A possible explanation for the gender differences in MVPA is the different division of family roles. Chinese traditional view holds that men manage affairs out of the family and women manage internal affairs. Older women in rural areas spend their time care giving activities (e.g., sweeping the house or caring for the baby or other family members), which could interfere with their continued MVPA participation. That is, they are more likely to be obligatorily active and not have the option to reduce activity in these domains. Usually, older men go out to do farm work. If they don’t have land, they will have more time to do exercise. This could be due to the above mentioned factor that older women are more committed to completing household chores than to engaging in PA. Sports and athletics have traditionally been restricted to and associated with males, masculinity, and the “manly domain”.

We also found the negative association between PA and falls occurred only in older adults younger than75 years. While PA offers many health benefits to older adults, people in their 60 s and 90 s may need very different volume of PA. Because older adults are over 75, they are accompanied by more loss of physical function [18]. High levels of PA could be risky.

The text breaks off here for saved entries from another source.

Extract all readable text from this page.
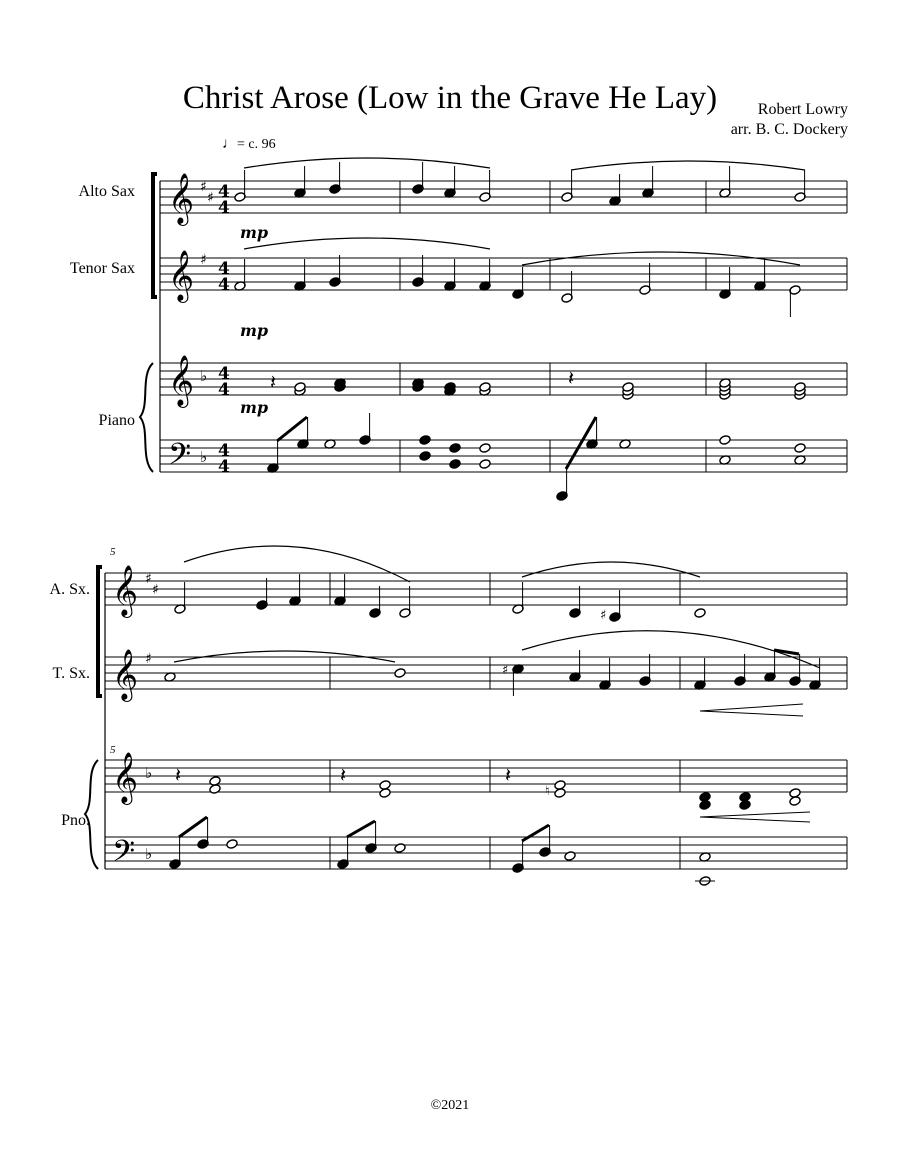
Christ Arose (Low in the Grave He Lay)	Robert Lowry
arr. B. C. Dockery
♩= c. 96
Alto Sax
Tenor Sax
Piano
5
5
A. Sx.
T. Sx.
Pno.
𝄞
𝄞
𝄞
𝄢
♯
♯
♯
♭
♭
4
4
4
4
4
4
4
4
mp
mp
mp
𝄽	𝄽
𝄞
𝄞
𝄞
𝄢
♯
♯
♯
♭
♭
♯
♯
𝄽	𝄽	𝄽
♮
©2021
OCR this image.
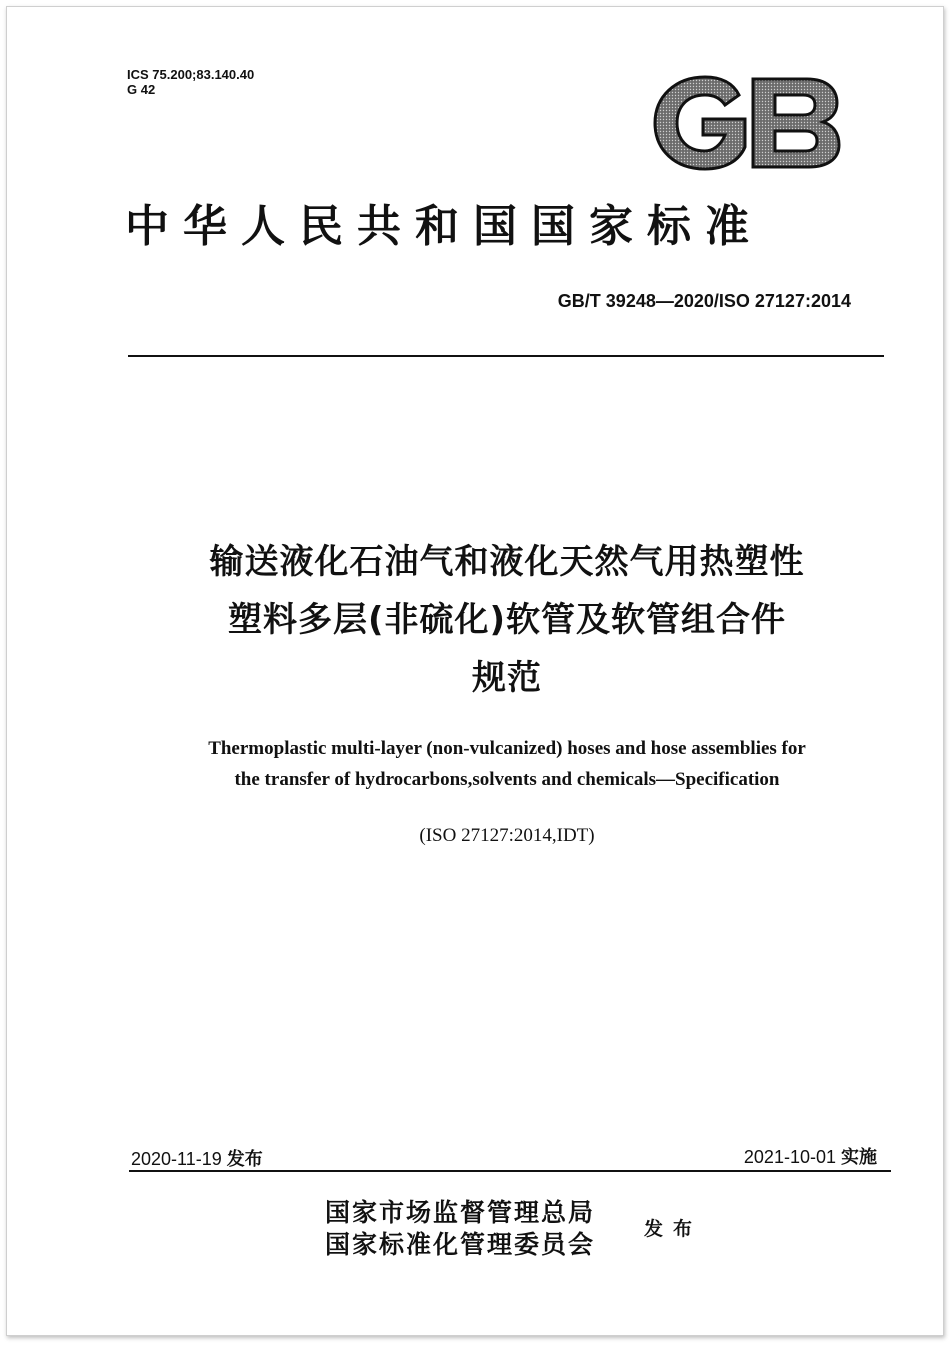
ICS 75.200;83.140.40
G 42
中华人民共和国国家标准
GB/T 39248—2020/ISO 27127:2014
输送液化石油气和液化天然气用热塑性
塑料多层(非硫化)软管及软管组合件
规范
Thermoplastic multi-layer (non-vulcanized) hoses and hose assemblies for
the transfer of hydrocarbons,solvents and chemicals—Specification
(ISO 27127:2014,IDT)
2020-11-19 发布	2021-10-01 实施
国家市场监督管理总局
国家标准化管理委员会
发布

This study has implications for practice and policy. The findings in this study implied for the public health service managers in rural communities to strengthen PA participation of older adults to prevent falls. In addition, rural community managers should build activity venues and facilities to encourage rural older adults to participate more actively in PA based on their gender. It is recommended to encourage older women or younger elderly to participate more and continue to participate in elevated levels of PA. It is recommended to encourage older men to participate in high levels of MVPA. At the same time, measures should be taken to prevent falls.

This study has several limitations. First, there may be recall bias of information about falls. Compared with more rigorous methods such as monthly falls diaries, our method of falls ascertainment (by annual questionnaire) might have underestimated the incidence of falls. Second, objective measures of PA should be included in future study. Thirdly, due to the cross-sectional data, we cannot determine the casual inference between PA and falls. Future longitudinal studies are needed to elucidate the causal association between PA and falls. Finally, the number of women account for two-thirds of our sample, which may prevent us from finding a true relationship between PA and falls in men. There may be two reasons for an imbalance between the sexes. First, in the latest China Statistical Yearbook, the proportion of men aged 60 and above is significantly lower than that of women [44]. Second, in rural China, men who are capable of working go out to do odd jobs or do farm work, and most of those who are at home are women. It was difficult to find older men during our interviews. In some other studies [45,46,47], similarly, the proportion of female elderly was significantly higher than that of male elderly.

Conclusion

High PA is negatively correlated with falls, and there are gender and age differences in the relationship between PA and falls among Chinese rural older adults. Older men who participate in high levels of MVPA are less likely to fall. Older women or older people younger than 75 who participate in elevated levels of PA are less likely to fall. In rural areas, policy makers should encourage older adults to perform PA based on their gender and age to prevent falls.